What’s happening with you Lady? First you have soiled momma’s new comforter. Now you have leaked in the carpet. What made you unlearn all your housebreaking lessons? Dogs normally make accident inside the house but some dog owners have perfectly trained the pet to do its business in the designated area. The bladder control problem of the dog can be behavioral in nature. Have you again forgotten to walk the dog or have you failed for the nth time to fill the doggie bowl? Dogs are very intelligent animals and it would not be surprising if the pet does something to make you pay up for these errors. However, a dog would have real bladder problem if it needs to urinate frequently so that it would have no time to go out, one that dribbles urine or one that strains to urinate may have bladder problem especially if the foul smelling urine is noticed to be tinged with blood.

Bladder problems are common in dogs. Some of these problems can easily be remedied; some have the tendency to recur and others are serious enough to be life threatening. The bladder problem of the dog can range from urinary tract (UTI) and bladder infection, urinary incontinence, bladder stones to bladder cancer. Urinary tract and bladder infections are more common in female dogs. The urethra, the tube where urine passes from the bladder to be excreted outside the body is shorter and wider in females so that bacteria can easily enter the bladder. Urinary incontinence is again more common in female dogs as this condition is usually a side effect of spaying. This condition is also called estrogen responsive incontinence. The removal of ovaries and the uterus results to the low level of estrogen. The lack of estrogen results to a condition known as urethral sphincter mechanism incontinence. Lack of estrogen weakens the muscles that keep the bladder close. As a result the dog will lose control over the flow of urine. Of the bladder problems of a dog, bladder cancer is believed to be the most uncommon condition. But if it does occur, not only the bladder is affected. The malignant form of bladder cancer would affect the urethra, the urinary tube and the surrounding area of the lower urinary tract. The most common type of bladder cancer is transitional cell carcinoma.
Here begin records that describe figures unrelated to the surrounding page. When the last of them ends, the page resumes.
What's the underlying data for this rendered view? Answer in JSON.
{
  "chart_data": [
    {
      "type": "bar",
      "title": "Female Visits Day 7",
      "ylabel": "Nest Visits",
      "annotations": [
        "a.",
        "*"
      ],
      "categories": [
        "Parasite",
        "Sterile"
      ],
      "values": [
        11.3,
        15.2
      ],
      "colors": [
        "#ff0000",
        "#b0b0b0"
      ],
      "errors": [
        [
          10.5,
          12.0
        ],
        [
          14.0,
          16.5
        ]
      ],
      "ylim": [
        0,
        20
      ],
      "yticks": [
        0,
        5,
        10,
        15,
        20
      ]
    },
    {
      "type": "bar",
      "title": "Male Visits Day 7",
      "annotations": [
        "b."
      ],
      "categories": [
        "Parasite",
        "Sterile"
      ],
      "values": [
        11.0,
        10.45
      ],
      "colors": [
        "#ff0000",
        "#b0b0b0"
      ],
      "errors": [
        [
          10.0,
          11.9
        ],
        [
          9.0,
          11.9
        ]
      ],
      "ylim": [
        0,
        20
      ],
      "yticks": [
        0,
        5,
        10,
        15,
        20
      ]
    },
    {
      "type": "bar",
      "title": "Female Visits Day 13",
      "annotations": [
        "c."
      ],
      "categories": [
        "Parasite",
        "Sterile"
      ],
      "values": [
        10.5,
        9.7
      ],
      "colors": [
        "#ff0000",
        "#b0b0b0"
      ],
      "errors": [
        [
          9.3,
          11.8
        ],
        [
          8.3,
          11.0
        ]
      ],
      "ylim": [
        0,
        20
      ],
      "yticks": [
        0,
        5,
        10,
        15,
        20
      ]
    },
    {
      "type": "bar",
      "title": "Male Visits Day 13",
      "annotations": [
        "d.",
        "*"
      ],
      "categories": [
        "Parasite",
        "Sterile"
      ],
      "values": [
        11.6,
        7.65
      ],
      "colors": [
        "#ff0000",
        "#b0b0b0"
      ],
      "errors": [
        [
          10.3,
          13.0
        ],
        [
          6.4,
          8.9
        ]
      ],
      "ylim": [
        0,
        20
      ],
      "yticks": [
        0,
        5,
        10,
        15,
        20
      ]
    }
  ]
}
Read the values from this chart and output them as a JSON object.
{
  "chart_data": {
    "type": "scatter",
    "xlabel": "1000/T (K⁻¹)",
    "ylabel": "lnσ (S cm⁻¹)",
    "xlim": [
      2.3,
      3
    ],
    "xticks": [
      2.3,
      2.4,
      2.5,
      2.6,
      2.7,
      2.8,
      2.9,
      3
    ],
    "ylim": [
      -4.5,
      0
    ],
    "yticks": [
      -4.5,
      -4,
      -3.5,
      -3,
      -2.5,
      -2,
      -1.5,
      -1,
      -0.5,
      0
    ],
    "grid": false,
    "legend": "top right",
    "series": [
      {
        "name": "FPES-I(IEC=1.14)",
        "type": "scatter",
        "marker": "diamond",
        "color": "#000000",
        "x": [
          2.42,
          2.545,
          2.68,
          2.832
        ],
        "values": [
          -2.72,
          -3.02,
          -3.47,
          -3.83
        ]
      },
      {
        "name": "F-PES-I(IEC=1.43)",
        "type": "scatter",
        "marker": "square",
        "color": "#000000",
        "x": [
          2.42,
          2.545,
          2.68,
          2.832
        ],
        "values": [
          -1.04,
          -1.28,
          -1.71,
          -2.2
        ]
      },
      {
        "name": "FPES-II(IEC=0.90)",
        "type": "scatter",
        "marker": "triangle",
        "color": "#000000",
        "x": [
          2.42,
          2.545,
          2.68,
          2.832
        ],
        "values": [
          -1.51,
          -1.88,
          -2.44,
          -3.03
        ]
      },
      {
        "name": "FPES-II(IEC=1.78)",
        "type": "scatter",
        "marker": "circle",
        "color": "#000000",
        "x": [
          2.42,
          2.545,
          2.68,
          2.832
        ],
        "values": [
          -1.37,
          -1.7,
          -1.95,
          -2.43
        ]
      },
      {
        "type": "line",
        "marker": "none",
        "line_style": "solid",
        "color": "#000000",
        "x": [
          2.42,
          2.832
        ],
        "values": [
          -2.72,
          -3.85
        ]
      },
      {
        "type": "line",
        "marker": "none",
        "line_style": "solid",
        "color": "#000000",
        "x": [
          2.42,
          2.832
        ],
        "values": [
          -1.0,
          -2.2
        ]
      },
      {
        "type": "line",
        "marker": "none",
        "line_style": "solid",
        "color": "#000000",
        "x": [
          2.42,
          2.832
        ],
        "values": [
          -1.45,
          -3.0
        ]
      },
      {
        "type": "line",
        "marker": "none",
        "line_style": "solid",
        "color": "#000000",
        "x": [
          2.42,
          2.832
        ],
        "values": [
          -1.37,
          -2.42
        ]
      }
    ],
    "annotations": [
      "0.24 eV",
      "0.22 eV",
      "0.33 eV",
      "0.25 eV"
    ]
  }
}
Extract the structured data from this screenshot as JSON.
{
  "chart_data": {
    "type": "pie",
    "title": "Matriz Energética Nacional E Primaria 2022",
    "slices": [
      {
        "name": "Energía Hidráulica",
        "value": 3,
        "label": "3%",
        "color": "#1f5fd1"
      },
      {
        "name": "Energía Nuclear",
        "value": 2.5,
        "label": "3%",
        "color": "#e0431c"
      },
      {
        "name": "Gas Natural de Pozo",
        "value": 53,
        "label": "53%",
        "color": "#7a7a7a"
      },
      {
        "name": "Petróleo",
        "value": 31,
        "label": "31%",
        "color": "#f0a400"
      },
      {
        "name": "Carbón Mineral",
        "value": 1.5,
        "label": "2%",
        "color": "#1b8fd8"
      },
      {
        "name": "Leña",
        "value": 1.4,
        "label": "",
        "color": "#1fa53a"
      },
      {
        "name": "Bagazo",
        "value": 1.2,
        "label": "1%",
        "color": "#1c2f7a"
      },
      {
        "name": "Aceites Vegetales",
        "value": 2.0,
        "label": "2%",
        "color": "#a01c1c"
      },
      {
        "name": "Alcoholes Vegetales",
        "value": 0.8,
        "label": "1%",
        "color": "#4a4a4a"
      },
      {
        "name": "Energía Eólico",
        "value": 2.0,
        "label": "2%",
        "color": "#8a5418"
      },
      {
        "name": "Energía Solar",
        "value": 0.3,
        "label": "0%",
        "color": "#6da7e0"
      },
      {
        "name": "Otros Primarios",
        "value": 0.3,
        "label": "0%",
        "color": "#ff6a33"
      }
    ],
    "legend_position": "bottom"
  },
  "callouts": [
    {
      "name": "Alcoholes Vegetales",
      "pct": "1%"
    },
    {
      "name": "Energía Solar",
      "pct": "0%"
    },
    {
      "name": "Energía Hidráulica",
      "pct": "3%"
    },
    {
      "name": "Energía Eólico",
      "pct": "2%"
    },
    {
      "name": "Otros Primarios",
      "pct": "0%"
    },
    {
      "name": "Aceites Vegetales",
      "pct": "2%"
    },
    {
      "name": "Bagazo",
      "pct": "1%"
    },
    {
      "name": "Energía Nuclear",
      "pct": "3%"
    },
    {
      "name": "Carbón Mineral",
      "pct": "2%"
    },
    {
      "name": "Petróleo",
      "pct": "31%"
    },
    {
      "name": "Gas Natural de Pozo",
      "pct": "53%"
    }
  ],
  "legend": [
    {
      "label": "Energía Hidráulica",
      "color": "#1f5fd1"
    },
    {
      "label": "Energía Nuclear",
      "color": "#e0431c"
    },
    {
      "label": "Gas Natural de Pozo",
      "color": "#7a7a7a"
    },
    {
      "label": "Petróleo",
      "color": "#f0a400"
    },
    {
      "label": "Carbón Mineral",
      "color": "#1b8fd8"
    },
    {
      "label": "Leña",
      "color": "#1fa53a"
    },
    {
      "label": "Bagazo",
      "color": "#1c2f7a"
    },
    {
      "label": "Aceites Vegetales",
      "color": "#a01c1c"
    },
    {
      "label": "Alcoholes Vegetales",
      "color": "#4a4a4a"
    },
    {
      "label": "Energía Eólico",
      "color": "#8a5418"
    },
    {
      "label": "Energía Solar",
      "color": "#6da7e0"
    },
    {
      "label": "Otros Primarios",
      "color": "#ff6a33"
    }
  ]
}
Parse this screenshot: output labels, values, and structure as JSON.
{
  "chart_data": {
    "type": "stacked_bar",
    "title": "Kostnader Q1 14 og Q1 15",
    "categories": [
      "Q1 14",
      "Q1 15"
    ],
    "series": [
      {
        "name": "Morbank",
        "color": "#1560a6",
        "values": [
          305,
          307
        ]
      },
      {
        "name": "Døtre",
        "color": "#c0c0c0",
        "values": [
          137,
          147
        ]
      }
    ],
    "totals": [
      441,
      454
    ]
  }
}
Bladder problem of dogs can be caused by viral, bacterial and fungal infections. As mentioned, spaying can be the cause of bladder problems in female dogs. Some breeds would have congenital defects that make bladder control practically impossible. Ectopic ureter that is often seen in Welsh Corgi, Miniature Poodle, Collie can be corrected with surgery. Various conditions can result to the dog’s bladder problem but all would have the same symptoms. Not only would the dog urinate more frequently, the dog will have no bladder control so that accidents happen inside the house. A dog with bladder problem will be in pain. The pet will strain to urinate but be able to pass only small amount of urine. The foul smelling urine will have pus and blood.

A urine sample will be used to diagnose the dog’s bladder problem. For bladder infections, oral antibiotics will be prescribed for the dog. A 14 day course of amoxicillin or cephalexin would usually cure the infection. To remove the bacteria out of the bladder, the dog must be encouraged to drink more water. Bladder stones can be removed with medications but if the medications were not effective in breaking down the stones, the next option is surgery. Estrogen and testosterone can be administered to deal with the urinary incontinence of the pet. Chemotherapy and surgery (if possible) are the common management for bladder cancer. After the cancerous tissues are removed natural remedies can be administered to improve the quality of life of the dog.